確かに、森を越えるとすぐ、哥舒翰の軍旗が見える。それを目指し、雷梧は全軍に突進の合図をした。
しかし哥舒翰の軍は、驚きながらも兵を左右に開く。次に、雷鳴のような大音と共に、大きな何かが走って来た。
魔獣かと見紛う、巨大な戦車。四頭の鎧馬を御者が操り、戟手と弓手を乗せている。車体からは無数の刃が突き出し、竜虎を描いた織物を纏っていた。
「何だあれは。いっぱいいるぞ」
雷梧は驚いた。戦車は続々と現れ、燕軍の兵を斬り、跳ね飛ばす。
「噂に聞いた『氈車』ですね。金に物を言わせた、えげつない兵器ですよ」
宇文平が、呆れた声で解説した。彼の平静さを見て、雷梧は氈車を今一度よく見る。
瞬時に、弱点に気付いた。
「火だ。柴を燃やした台車で突っ込もう」
「ですね。あの織物が仇になりますよ」
たちまち松明が回され、火を積んだ台車がずらりと揃った。
雷梧が火矢を射ると、一台の氈車が燃え上がって谷へ落ちる。
それを合図に、一斉の火攻めが始まった。折りも良く、東風が強く吹き、炎が万余の兵にも勝って暴れてくれる。

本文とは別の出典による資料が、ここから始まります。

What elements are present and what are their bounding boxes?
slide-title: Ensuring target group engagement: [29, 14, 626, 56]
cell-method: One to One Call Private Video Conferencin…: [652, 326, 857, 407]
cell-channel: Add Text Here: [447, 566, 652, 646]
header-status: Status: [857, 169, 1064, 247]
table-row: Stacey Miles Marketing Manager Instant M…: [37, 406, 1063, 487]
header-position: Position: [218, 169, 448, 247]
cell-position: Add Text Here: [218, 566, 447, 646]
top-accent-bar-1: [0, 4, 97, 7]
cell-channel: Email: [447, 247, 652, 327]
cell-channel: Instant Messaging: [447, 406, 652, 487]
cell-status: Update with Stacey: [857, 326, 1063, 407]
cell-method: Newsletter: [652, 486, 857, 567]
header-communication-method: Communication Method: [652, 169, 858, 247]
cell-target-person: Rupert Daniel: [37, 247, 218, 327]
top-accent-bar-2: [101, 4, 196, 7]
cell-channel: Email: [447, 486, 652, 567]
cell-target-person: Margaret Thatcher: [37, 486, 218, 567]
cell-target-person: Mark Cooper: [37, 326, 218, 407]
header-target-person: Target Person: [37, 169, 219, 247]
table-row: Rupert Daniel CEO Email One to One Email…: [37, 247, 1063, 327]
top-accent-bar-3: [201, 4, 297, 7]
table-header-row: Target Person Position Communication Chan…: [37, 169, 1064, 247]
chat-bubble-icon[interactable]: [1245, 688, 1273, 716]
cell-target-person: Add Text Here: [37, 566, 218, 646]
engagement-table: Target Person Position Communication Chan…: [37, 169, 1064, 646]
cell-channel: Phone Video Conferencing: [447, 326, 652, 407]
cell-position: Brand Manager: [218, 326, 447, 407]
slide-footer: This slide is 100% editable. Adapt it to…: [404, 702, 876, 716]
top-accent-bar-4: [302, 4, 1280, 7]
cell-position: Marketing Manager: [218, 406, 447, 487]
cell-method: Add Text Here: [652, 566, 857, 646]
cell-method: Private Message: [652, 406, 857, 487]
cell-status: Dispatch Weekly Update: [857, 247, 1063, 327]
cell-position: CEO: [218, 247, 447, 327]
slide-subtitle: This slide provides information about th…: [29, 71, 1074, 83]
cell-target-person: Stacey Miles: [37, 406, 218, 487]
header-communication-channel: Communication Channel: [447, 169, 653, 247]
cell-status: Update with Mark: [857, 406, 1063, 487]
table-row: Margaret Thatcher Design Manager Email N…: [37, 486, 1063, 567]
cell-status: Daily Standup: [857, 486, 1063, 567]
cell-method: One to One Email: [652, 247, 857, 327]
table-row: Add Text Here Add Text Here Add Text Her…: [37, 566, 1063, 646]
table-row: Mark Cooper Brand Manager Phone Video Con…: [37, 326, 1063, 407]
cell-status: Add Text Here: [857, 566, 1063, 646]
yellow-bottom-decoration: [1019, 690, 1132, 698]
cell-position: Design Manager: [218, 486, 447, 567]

炎に巻かれた魔獣は無力だった。多数の味方を巻き込んで炎上し、やがて捨てられる。
雷梧は兜の紐を締め直すと、闇鵬の腹を蹴り、混乱する唐軍に突入した。
手柄を立てたい。
将として認められ、安禄山を諫める立場に昇る。残っていた希望は、もうそれくらいだった。
炎は更に勢いを増し、森と氈車を焼き続けている。